Additionally, the team predicted a future scenario in which 13.7 billion AI agent requests are generated per day. This is comparable to today’s Google search traffic. In this scenario, data center power demand would reach approximately 198.9 gigawatts, far exceeding the scale of AI data centers currently under development (in the multi-gigawatt range) and equivalent to about half of the average power consumption in the United States.

This study shows that the focus of competition in the AI ​​era is shifting from “smarter AI” to “more efficient AI.” In the future, it will be important not only to improve the sophistication of AI models, but also to jointly optimize AI semiconductors, data centers, power infrastructure, etc. through collaborative design. Such an approach is expected to become a key strategy for reducing the operating costs of AI services and building a sustainable AI infrastructure.

“This study is the first to quantitatively show not only how AI is becoming intelligent, but also how much power and cost is required to implement and maintain that intelligence,” Professor Lu said. “As AI agents become more prevalent, it will become increasingly important to take an integrated co-design approach that optimizes not only the AI ​​data center infrastructure, but also the AI ​​agent model and power infrastructure,” he added. “Research and investment in this direction is essential to significantly reduce the cost of accessing AI services for end users while building a sustainable AI infrastructure.”
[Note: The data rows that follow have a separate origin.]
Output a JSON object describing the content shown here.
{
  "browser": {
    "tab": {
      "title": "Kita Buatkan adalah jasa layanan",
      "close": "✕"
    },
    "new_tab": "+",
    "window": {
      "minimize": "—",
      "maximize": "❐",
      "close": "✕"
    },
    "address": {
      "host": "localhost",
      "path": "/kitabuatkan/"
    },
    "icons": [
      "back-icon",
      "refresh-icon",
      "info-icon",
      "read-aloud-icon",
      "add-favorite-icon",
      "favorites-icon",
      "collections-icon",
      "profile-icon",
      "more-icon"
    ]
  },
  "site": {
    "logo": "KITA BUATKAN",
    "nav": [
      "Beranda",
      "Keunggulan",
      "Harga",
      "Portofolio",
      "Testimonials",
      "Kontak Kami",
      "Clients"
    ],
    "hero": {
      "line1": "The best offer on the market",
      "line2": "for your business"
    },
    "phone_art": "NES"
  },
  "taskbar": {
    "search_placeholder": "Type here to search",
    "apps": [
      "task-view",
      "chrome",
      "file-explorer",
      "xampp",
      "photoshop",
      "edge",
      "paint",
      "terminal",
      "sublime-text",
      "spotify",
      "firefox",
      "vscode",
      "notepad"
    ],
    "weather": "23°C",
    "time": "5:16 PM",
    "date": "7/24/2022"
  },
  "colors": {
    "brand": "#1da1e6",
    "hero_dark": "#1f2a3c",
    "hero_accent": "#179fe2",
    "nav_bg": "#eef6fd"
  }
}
This study was conducted with Dr. Jiin Kim. student in the KAIST Department of Electrical Engineering as the first author. The paper was presented in February at the 32nd IEEE International Symposium on High-Performance Computer Architecture (HPCA), one of the most prestigious international conferences in computer system design. The research team also open-sourced the implementation and benchmarks of the AI ​​agent used in the paper to aid follow-up studies by researchers around the world.

Paper title: “The cost of dynamic inference: Unraveling AI agents and test time scaling from an AI infrastructure perspective.”

Open source repository: 10.1109/HPCA68181.2026.11408569

This research was supported by the Institute of Information and Communication Technology Planning and Evaluation (IITP) and the Samsung Electronics Future Technology Incubation Center through the SW Starlab program, the K-Cloud technology development program using AI semiconductors, and the Leading Technology Development Program for Promoting AI Semiconductor-based Data Centers.